Sicherheit:Während der Wiesn fährt die U-Bahn am Rande des Zusammenbruchs
Die Oktoberfest-Gäste wollen Bahn fahren, die Pendler ebenfalls - und dann kommen noch die Fußballfans. Ein internes Protokoll zeigt, wie überlastet das System an solchen Tagen ist.
Das muss koordiniert werden. Zuerst müssen Fahrgäste aussteigen, Türen müssen rechtzeitig schließen, niemand darf mehr hinter dem Sicherheitsstreifen stehen. Erst dann zeigt die Meldekette - so heißen die hochgereckten Arme in der Fachsprache - dem Zugführer an, dass er losfahren darf. Bei Fußballspielen, zum Oktoberfest, aber auch in der morgendlichen Rushhour stehen die sogenannten Abfertiger der Münchner Verkehrsgesellschaft (MVG) an den Verkehrsknotenpunkten der Stadt und koordinieren das Aus- und Einsteigen der Massen. Sie arbeiten sonst in unterschiedlichen Abteilungen bei der MVG, zwei von ihnen sind Rentner und können einfach nicht genug davon bekommen.
Das Kommando über die Abfertiger hat Christian Popp. "Verkehrsmeister" steht in blauer Schrift auf dem Schild an seiner Brust. Wenn der 31-Jährige in seiner MVG-Uniform an den Türen steht und den Fahrgästen zeigt, wo es langgeht, schaut er ernst. Dass der gesamte Münchner U-Bahn-Fahrplan nicht durcheinandergerät und dass alle sicher ins Stadion kommen, liegt in seiner Verantwortung. Zwischendurch fasst er an den Knoten seiner dunklen Krawatte und spricht in das kleine Mikrofon. Die Tasten des Funkgeräts an seinem Gürtel leuchten neongrün.
Vor sechs Jahren begann der gelernte Koch eine Ausbildung als U-Bahn-Fahrer. Schon als Kind spielte Popp gerne mit der Modelleisenbahn. 2013 setzte er die Ausbildung zum Verkehrsmeister obendrauf. Seither ist er verantwortlich für den reibungslosen Ablauf des Verkehrs im Münchner Netz. Christian Popp arbeitet gerne nachts, er fährt die Bahnhöfe ab, kontrolliert, ob alles seine Ordnung hat und greift in den Fahrplan ein, wenn Umleitungen erforderlich sind.

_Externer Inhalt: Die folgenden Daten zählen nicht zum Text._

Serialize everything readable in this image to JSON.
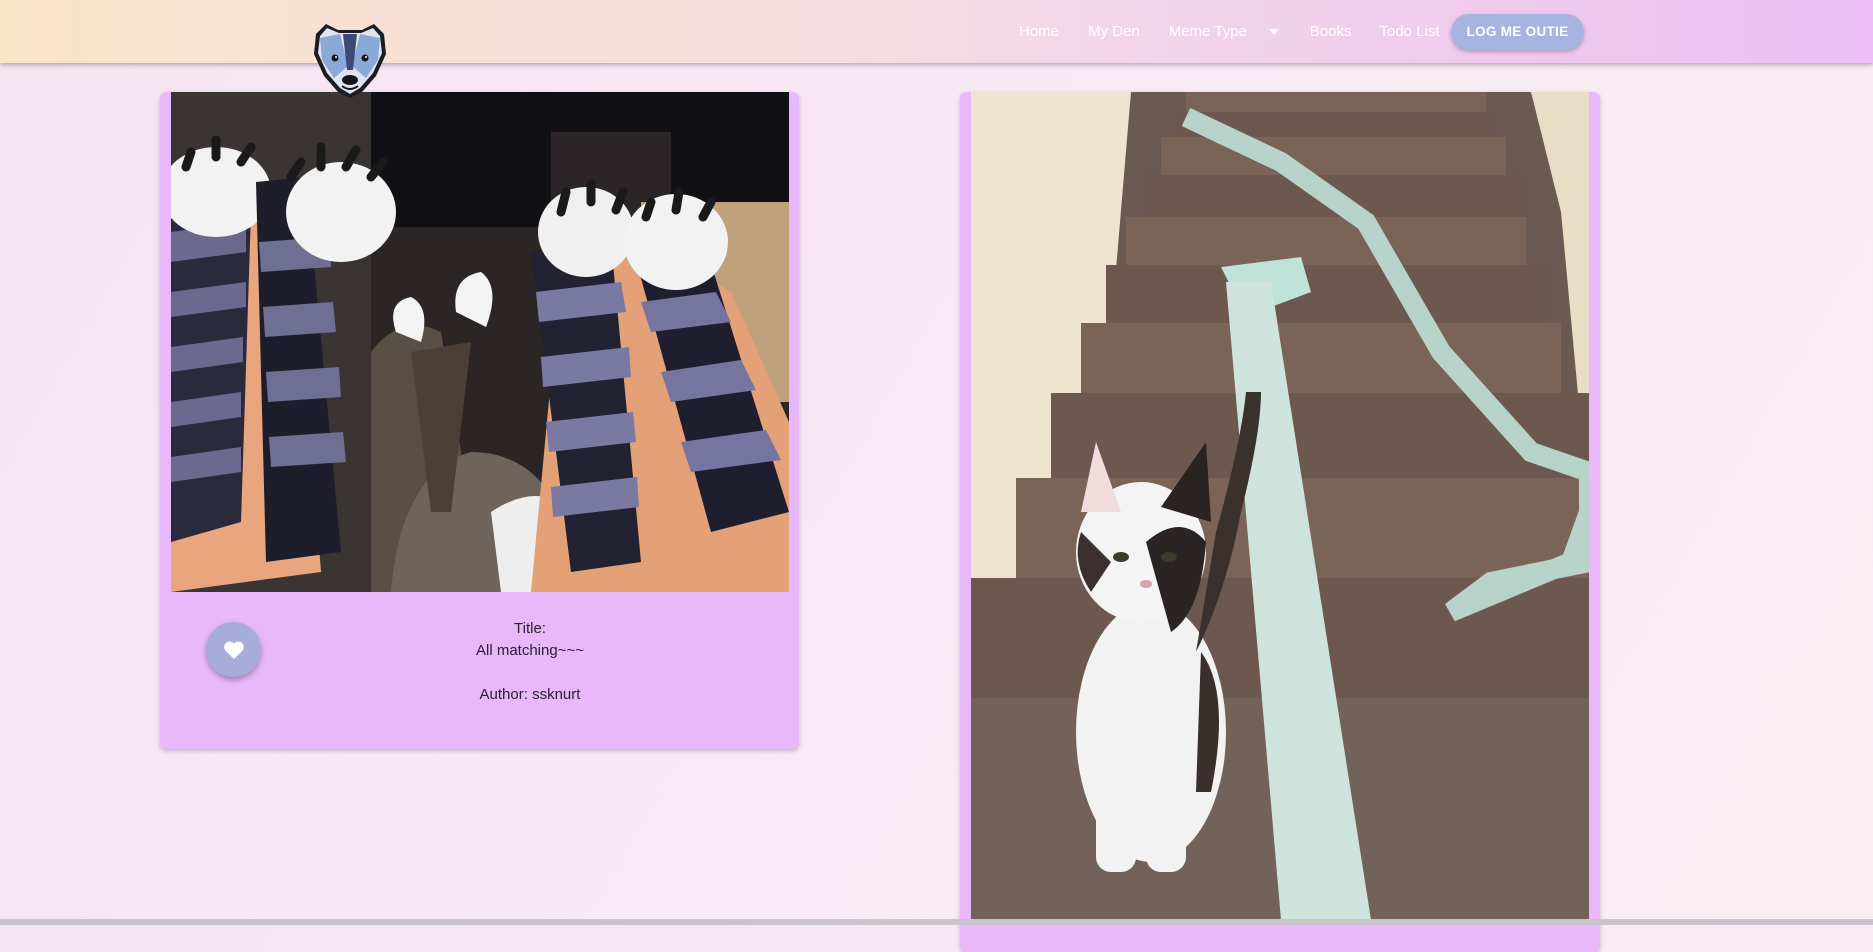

Angeheiterte Menschen kann man mit Humor erreichen
Die Rolltreppe spuckt eine Ladung Grün aufs Gleis, Fans der gegnerischen Mannschaft aus Bremen. Die U-Bahn-Wache mit ihren Pistolen und dem Pfefferspray im Gürtel nimmt sie in den Blick. Das Grölen vom Ende des Bahnsteigs wird schnell übertönt von der rot-weißen Menge der Bayern-Fans. Seelenruhig steht Popp im Luftzug, den die Bahn bei der Einfahrt aus dem Tunnel schickt, und kündigt den Zug an: "Die U 6 Richtung Garching-Forschungszentrum. Bitte alle Türen nutzen." Einem Teil der Fans ist das einen Applaus wert. "Das war doch noch nix. Los, Leute, Stimmung!", ruft Popp da in sein Mikrofon. Tosender Beifall ist die Antwort. "Er ist unsere Stimmungskanone", sagt ein Abfertiger und deutet mit dem Daumen auf Popp.

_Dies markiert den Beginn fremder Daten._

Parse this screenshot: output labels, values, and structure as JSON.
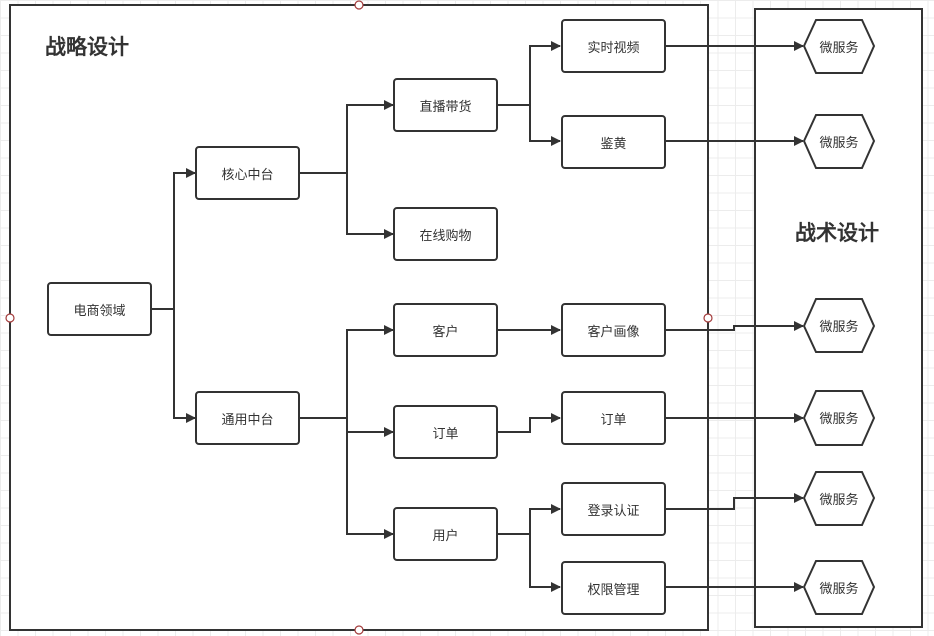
{
  "strategic_frame": {
    "title": "战略设计"
  },
  "tactical_frame": {
    "title": "战术设计"
  },
  "nodes": {
    "root": "电商领域",
    "core": "核心中台",
    "common": "通用中台",
    "live": "直播带货",
    "online": "在线购物",
    "customer": "客户",
    "order": "订单",
    "user": "用户",
    "video": "实时视频",
    "porn": "鉴黄",
    "portrait": "客户画像",
    "order2": "订单",
    "login": "登录认证",
    "perm": "权限管理"
  },
  "microservices": [
    "微服务",
    "微服务",
    "微服务",
    "微服务",
    "微服务",
    "微服务"
  ],
  "colors": {
    "stroke": "#333333",
    "handle": "#a33a3a",
    "grid": "#ececec"
  }
}
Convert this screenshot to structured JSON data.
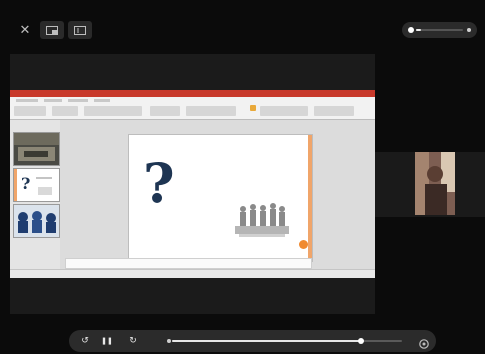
{
  "status_bar": {
    "left_text": "",
    "right_text": ""
  },
  "top_controls": {
    "close_glyph": "✕",
    "icons": [
      "close-icon",
      "picture-in-picture-icon",
      "aspect-ratio-icon"
    ]
  },
  "volume": {
    "level": 0.1,
    "icon": "volume-icon"
  },
  "slide": {
    "title": "",
    "symbol": "?"
  },
  "playback": {
    "rewind_glyph": "↺",
    "pause_glyph": "❚❚",
    "forward_glyph": "↻",
    "progress": 0.82,
    "settings_icon": "settings-icon"
  },
  "colors": {
    "ppt_brand": "#c8392b",
    "question_mark": "#1e3553",
    "slide_accent": "#f08a30"
  }
}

Angeheiterte Menschen seien bei Großveranstaltungen besser mit Humor zu erreichen, sagt Matthias Korte, Pressesprecher der MVG. Deswegen ist Christian Popp nicht nur Ansager, sondern auch ein bisschen Animateur. "Die Stimmung und die Freude der Fans nehme ich mit und versuche sie zu halten", erklärt er. Dann seien die Fahrgäste kooperativer. Deshalb nennt er Fahrgäste, die aus der Reihe tanzen, gerne "Schatzl", hält sie zum Applaudieren an und bringt sie zum Lachen. Viele kennen ihn schon mit Vornamen, grüßen ihn und erkundigen sich, wie es am Abend läuft. "Ich habe es schon geschafft, dass ich besungen wurde", erzählt Popp lachend: "Christian, wir wollen U-Bahn fahren", haben die Fans gerufen. Für ihn war das einer der schönsten Momente.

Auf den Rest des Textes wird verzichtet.